18 diciembre 2003



Había estado toda la tarde en la terraza, con la melancolía que dan los días grises, viendo como la ciudad se iba difuminando en sombras para resurgir en el momento en que las luces de la cuidad estaba establecido que se encendieran. Era una muerte diaria; era una vida continua. La ciudad nunca dormía del todo. Desde su altar de ladrillos y cristal observaba, esperaba. Sabía que ella acudiría a su encuentro en cuanto el último resquicio de luz, del astro rey, se descolgara del cielo. Ella no podía acudir antes. Se lo había susurrado en un sueño frenético días antes. Él había despertado de ese sueño bañado en un sudor frío, temblando de miedo pues había sido demasiado real; las marcas de las uñas de ella en su piel lo confirmaban.
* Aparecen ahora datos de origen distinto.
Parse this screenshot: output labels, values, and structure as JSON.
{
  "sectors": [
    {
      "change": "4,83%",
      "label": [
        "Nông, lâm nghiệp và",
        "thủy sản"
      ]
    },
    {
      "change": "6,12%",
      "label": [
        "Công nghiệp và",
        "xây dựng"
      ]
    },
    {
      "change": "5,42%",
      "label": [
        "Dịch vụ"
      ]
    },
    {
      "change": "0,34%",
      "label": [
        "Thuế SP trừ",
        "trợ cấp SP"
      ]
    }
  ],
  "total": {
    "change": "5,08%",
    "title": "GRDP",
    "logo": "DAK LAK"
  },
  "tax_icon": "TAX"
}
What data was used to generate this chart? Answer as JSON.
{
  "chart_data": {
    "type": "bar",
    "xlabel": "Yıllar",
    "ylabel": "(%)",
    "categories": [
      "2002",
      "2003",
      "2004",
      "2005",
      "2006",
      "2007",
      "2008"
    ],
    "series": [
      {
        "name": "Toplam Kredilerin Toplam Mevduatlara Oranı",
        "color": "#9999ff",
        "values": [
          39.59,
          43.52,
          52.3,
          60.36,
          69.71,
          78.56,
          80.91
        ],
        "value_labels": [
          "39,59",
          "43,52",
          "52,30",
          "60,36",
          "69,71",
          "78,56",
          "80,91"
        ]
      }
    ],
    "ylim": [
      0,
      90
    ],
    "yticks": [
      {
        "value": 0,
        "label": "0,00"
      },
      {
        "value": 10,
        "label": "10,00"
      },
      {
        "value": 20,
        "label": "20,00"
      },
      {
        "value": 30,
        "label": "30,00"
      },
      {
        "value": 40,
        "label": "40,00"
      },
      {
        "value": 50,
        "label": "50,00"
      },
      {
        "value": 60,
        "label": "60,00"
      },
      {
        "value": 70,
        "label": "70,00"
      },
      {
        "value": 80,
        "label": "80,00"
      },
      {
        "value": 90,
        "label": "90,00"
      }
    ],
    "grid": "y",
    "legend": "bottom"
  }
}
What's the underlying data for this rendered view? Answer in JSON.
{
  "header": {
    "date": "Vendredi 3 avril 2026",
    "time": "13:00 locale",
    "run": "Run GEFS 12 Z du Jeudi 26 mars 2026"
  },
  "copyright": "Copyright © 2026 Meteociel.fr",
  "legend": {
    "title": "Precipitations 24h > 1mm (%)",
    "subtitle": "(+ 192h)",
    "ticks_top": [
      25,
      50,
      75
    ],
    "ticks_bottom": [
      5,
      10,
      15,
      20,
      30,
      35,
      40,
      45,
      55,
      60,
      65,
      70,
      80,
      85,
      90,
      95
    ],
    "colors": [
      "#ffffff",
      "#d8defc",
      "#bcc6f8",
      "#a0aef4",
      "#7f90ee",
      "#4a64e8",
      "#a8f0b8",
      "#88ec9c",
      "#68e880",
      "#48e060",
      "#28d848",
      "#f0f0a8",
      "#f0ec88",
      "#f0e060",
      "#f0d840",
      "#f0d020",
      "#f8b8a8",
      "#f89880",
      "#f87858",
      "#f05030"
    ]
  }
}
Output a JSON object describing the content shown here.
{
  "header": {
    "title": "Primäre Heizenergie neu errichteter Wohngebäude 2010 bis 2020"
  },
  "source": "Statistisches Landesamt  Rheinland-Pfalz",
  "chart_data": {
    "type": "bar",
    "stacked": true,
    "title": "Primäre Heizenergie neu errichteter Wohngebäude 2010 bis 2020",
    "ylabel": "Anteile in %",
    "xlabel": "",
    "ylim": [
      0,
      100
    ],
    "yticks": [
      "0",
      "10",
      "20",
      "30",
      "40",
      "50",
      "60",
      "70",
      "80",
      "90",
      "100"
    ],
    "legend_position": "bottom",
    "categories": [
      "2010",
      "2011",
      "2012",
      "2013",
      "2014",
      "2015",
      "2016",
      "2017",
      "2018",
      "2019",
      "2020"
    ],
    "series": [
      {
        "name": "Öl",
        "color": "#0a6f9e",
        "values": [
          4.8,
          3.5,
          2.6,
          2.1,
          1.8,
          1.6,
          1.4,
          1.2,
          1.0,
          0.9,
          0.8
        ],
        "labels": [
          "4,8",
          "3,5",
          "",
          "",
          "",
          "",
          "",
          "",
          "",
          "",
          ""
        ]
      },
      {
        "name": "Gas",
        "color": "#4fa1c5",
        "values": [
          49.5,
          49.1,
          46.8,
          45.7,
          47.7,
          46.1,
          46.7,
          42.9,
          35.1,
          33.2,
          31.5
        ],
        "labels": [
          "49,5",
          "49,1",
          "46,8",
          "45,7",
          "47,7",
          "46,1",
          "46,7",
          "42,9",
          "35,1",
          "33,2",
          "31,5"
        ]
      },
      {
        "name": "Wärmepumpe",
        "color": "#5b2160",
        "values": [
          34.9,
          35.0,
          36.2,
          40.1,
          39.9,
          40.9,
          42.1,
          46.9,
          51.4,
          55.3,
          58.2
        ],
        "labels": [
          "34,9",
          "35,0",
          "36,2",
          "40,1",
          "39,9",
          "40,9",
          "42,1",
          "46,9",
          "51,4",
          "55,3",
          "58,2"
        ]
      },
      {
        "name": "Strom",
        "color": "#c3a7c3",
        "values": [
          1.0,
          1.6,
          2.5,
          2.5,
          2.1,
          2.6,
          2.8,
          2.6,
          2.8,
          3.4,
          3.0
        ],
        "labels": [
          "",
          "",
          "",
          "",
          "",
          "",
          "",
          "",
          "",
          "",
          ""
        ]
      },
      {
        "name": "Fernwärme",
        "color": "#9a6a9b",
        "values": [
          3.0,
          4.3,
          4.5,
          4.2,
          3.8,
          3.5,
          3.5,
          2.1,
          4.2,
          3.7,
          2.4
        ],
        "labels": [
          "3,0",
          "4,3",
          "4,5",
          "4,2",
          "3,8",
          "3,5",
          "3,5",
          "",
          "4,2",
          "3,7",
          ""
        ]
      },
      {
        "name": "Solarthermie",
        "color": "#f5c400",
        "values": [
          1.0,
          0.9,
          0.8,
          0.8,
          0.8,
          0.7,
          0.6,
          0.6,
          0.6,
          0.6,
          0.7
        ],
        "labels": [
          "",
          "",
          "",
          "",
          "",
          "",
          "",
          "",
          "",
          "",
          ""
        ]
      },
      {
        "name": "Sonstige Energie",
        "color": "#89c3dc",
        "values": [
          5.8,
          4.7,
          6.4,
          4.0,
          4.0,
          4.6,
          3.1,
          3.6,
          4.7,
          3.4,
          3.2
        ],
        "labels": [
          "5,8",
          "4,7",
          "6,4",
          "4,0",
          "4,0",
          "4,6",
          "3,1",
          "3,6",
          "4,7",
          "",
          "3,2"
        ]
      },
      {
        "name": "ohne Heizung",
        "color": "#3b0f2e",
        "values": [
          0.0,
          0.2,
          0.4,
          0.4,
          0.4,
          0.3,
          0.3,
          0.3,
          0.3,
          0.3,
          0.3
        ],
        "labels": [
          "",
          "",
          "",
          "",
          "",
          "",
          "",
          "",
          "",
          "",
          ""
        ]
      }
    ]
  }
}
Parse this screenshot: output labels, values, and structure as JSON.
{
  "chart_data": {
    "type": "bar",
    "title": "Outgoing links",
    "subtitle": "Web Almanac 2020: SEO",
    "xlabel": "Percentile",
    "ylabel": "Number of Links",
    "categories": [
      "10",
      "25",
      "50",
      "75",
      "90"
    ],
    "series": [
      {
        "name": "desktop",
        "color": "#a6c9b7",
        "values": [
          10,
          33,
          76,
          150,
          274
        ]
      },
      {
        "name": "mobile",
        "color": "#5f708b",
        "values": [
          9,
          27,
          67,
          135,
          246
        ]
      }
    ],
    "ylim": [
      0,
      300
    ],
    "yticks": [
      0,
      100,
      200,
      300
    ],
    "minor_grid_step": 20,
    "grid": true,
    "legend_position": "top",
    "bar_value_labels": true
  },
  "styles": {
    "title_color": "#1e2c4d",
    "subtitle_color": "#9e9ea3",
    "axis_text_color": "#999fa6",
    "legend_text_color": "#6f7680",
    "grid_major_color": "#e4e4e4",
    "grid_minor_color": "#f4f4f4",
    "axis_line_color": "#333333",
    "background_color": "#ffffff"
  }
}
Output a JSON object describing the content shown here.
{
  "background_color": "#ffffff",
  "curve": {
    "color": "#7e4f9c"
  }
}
El olor a jazmines siguió durante horas suspendido entre las paredes de la habitación. Había estado allí y sabía que lo había elegido para una vida eterna junto a ella. Tras mañanas de incertidumbre agotadora y noches de una pasión desatada fuera de cualquier parámetro establecido entre mortales, decidió que la amaba, que la amaría siempre. Ella pareció leerle el pensamiento y sonrío como si fuera una adolescente aunque toda una existencia, más allá de la que él conocía por los libros, estaba contenida en sus negras pupilas. La noche se cerró en torno a él, espesa, callada y de repente gélida. Ella estaba allí. Con su piel inmaculada y fría, en su rostro se adivinaban unos labios de fuego bajo unos ojos relucientes. Vio su sonrisa blanca acercándose; la eternidad lo sumió en el más dulce de los besos.